Cohen is also a fashion designer of men's swimwear and footwear, hosting a runway show of his spring/summer 2023 looks at Miami Swim Week 2022.

==Career==
Eliad is well known for his role as the presenter of the Arisa party series, which is the first international party dedicated to Mizrahi music, the music of Jews from Arabic speaking countries. Eliad was approached by the Arisa creative team and asked to star in one of their music videos. The Arisa videos have proved very popular and have an international following online. But they have also drawn criticism for their depiction of various themes and characters. In November 2011, the Arisa party line traveled to São Paulo, Brazil where Eliad and the rest of the Arisa team were featured in front of an audience of nearly 1,000 people.

He is the co-founder of Gay-ville (aka G-ville), a gay-friendly, global vacation and apartment rental network based out of Tel Aviv. Gay-ville took off with thousands of apartment listings in countries on every continent.

Cohen is also founder of the PAPA Party that was launched in Tel Aviv in association with Tel Aviv Gay Pride. Since 2012, he has launched it internationally with events in various American, Canadian, European and Latin American venues.

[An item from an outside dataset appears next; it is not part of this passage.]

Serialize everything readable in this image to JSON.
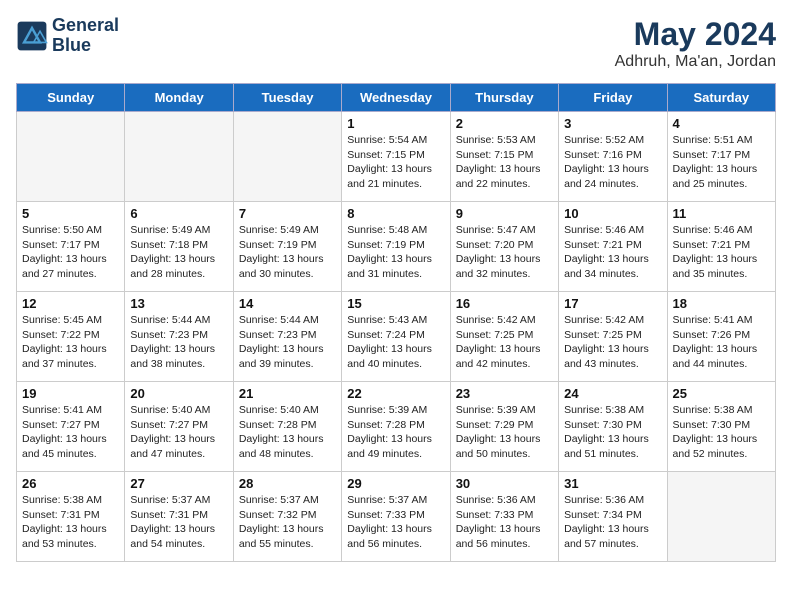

Spartacus International Gay Guides featured Cohen on the cover of the guide's 2011-2012 issue. In February 2013, Out magazine readers voted him as second in its "Top 10: Eligible Bachelors". His appearance on the cover of Spanish gay publication OhMyGod created controversy when Spanish photographer Juan Pablo Santamaria depicted Eliad Cohen under the provocative title "Eliad Cohen: El nuevo mesías gay de Israel" ("The new gay messiah of Israel"). In December 2011, he appeared on the cover of the Brazilian magazine Junior and in April 2016, on the cover of The Fight LGBT magazine. He also modelled for BCNÜ utility wear.

Cohen is a fashion designer who launched his line of menswear at Miami Swim Week 2022, as part of the official closing party.

In 2022, he also co-launched a "Pride Icons" NFT project in Miami which is the world's largest collection of LGBTQ-inspired NFT art. The project has pledged $1 million to queer organizations including GLAAD, which monitors how LGBTQ people are portrayed in the media, and The Trevor Project, which offers crisis support for LGBTQ youth.

Cohen was interviewed by Dazed magazine for Pride Month 2022 on how he uses his social media platform for gay pride. He said: “We need to be visible for the world to know that we are here, and we are here to stay.”

== Personal life ==
Eliad was born on May 11, 1988, in Acre, Israel. After completing high school, he served in the Israel Defense Forces in an elite combat unit for three years.

After completing his army service, Eliad moved to Tel Aviv where he worked as a bartender in various bars and clubs before launching his career.

He also ventured into modelling and posed for a number of advertisements. He always wears the chai, as a sign of pride in Israel. Cohen is openly gay after coming out to his parents when he was twenty years old.